Young girls are particularly vulnerable. In poverty situations ignorant parents sometimes “sell” their daughters to middlemen who promise to find legitimate work for them in the cities. These young girls are often sold to pimps in cities where they do not know anybody. Sometimes young girls are themselves attracted to the promise of luxuries from boyfriends who befriend them in order to live off them. Virgins in fact fetch high prices due to traditional beliefs. In Asia older men believe that their sex life can be revived by as much as ten years by having sex with a virgin. In some parts of Africa, positive men believe that they can be cured from HIV/AIDS if they had sex with a virgin.

Positive Women
Meanwhile positive women find themselves faced with double whammies. While carrying the virus they continue to play her roles as wife and mother having to physically care for their positive husbands and children. Women also find themselves discriminated against when trying to access care and support. Some of them have to face the wroth of in-laws and the community. In resource poor countries access to medical care for secondary infections often favor men because of their breadwinner role. It is also the case when it comes to anti retroviral that are very costly in developing countries. Wives themselves often give up the luxury of purchasing such drugs to prolong their lives in favor of their working husbands. The exclusion of positive women from clinical trials has also worked in favor of men because science has only been able to study the disease on men without giving due consideration to gender difference to response to intervention.

Gender and Men
It would be unfair to talk about gender and HIV without the mention that men are equally burdened by gender roles expected of them. In some cultures it is an acceptable that men have a variety of partners for after all they should be well versed in the art of love making in order to play their role as the aggressors. This predisposes them to the infection because some resort to sex workers for their first experience. Therefore it is sometimes not unusual to find that a man is already positive at the time of marriage and if he is not aware of his status can infect his new bride.

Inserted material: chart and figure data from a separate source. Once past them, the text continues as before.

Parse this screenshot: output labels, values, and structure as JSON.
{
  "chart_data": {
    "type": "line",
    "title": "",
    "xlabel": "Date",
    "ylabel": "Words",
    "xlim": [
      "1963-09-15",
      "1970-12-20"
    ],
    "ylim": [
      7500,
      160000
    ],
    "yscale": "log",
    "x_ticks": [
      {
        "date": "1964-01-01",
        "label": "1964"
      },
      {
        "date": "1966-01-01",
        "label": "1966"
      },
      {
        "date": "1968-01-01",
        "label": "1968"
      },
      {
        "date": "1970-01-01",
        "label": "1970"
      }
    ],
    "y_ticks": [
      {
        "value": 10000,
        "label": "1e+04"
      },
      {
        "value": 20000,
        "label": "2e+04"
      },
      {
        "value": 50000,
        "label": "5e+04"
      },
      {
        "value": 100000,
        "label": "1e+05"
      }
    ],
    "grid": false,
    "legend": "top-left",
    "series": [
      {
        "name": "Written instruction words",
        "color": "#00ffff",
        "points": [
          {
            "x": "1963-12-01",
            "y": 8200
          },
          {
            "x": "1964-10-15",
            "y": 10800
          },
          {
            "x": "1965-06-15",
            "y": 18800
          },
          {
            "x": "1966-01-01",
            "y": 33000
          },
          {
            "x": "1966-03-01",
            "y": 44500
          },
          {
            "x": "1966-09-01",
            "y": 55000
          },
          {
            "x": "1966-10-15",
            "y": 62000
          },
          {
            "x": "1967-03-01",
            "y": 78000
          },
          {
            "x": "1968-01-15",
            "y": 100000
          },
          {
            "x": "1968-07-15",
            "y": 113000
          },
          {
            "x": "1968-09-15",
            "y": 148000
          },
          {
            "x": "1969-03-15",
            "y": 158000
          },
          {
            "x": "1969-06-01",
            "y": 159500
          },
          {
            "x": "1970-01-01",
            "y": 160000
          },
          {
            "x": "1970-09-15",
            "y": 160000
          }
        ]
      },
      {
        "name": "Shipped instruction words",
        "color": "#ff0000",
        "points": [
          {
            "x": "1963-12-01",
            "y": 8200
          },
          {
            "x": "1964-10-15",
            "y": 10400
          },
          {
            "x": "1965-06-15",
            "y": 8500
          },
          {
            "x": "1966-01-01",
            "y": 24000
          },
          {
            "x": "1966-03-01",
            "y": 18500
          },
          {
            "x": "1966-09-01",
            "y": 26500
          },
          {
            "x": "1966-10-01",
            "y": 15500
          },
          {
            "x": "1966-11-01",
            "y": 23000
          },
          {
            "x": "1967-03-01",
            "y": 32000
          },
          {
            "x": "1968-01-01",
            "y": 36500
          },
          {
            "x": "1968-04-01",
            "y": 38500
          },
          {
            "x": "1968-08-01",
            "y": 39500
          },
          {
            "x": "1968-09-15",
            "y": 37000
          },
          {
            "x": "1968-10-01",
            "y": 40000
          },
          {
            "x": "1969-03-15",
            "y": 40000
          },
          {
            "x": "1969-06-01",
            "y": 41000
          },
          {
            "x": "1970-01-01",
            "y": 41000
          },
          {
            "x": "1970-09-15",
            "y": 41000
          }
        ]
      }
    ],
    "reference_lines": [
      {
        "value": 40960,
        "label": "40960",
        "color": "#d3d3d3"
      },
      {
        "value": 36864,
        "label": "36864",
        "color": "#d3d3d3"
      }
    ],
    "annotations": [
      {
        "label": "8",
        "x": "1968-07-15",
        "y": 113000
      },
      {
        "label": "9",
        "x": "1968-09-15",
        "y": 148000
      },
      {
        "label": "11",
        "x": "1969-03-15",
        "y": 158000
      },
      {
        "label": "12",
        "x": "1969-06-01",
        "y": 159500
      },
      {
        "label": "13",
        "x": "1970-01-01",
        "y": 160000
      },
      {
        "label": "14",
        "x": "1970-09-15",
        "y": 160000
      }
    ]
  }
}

On the other hand the gender expectations of men and their manhood also prevent the acceptance of homosexuality. This has lead to stigma and discrimination that altogether forces those men who have sex with men keep secret their tendencies and therefore increase the risk to themselves and their partners including wives they had married in order to satisfy the expectations of their family and culture.

Conclusion
There is a lot of comfort for each of us to live up to the expectations of a society or culture. In fact any effort to challenge any of these expectations will be met with resistance. However we have to recognize that the HIV/AIDS epidemic is already more that twenty years old and yet we have not seen the any obvious reversal in trend except in situations when gender issues are addressed. Unless we do this, the epidemic will continue to bring sorrow and pain to the families affected, and destroy or nullify the economic and development gains countries fight so hard to attain. Gender roles and sexuality are based on perceptions of individuals in a society. They can be changed and if the adults’ perceptions are too difficult to change surely we must begin with the young because any time loss means lives and in this case girls’, women’s, wives’, mothers’ or grandmothers’ lives.

References:
Gupta G.R. (2002) “Gender, Sexuality and HIV/AIDS: the What, the Why, and the How” paper presented at the XIIth International AIDS Conference, July 12th 2002, Durban, South Africa.

http://www.eldis.org/gender/dossiers/Genderviolence.htm

Ministry of Health (2003). “HIV Infection, AIDS Cases and AIDS Death” Ministry of Health. Kuala Lumpur

UNAIDS and WHO (2002) “AIDS epidemic update” UNAIDS, Geneva.

UNAIDS (2001) “Special Session Fact Sheet: Gender and HIV/AIDS” given out at the United Nations Special Session on HIV/AIDS Global Crisis-Global Action. 25-27 June 2001 New York.

UNIFEM (2001) “Gender and HIV/AIDS” - Article for CSW, UNIFEM.

WHO (2000) “Gender and Health: Technical Paper”, WHO, Geneva.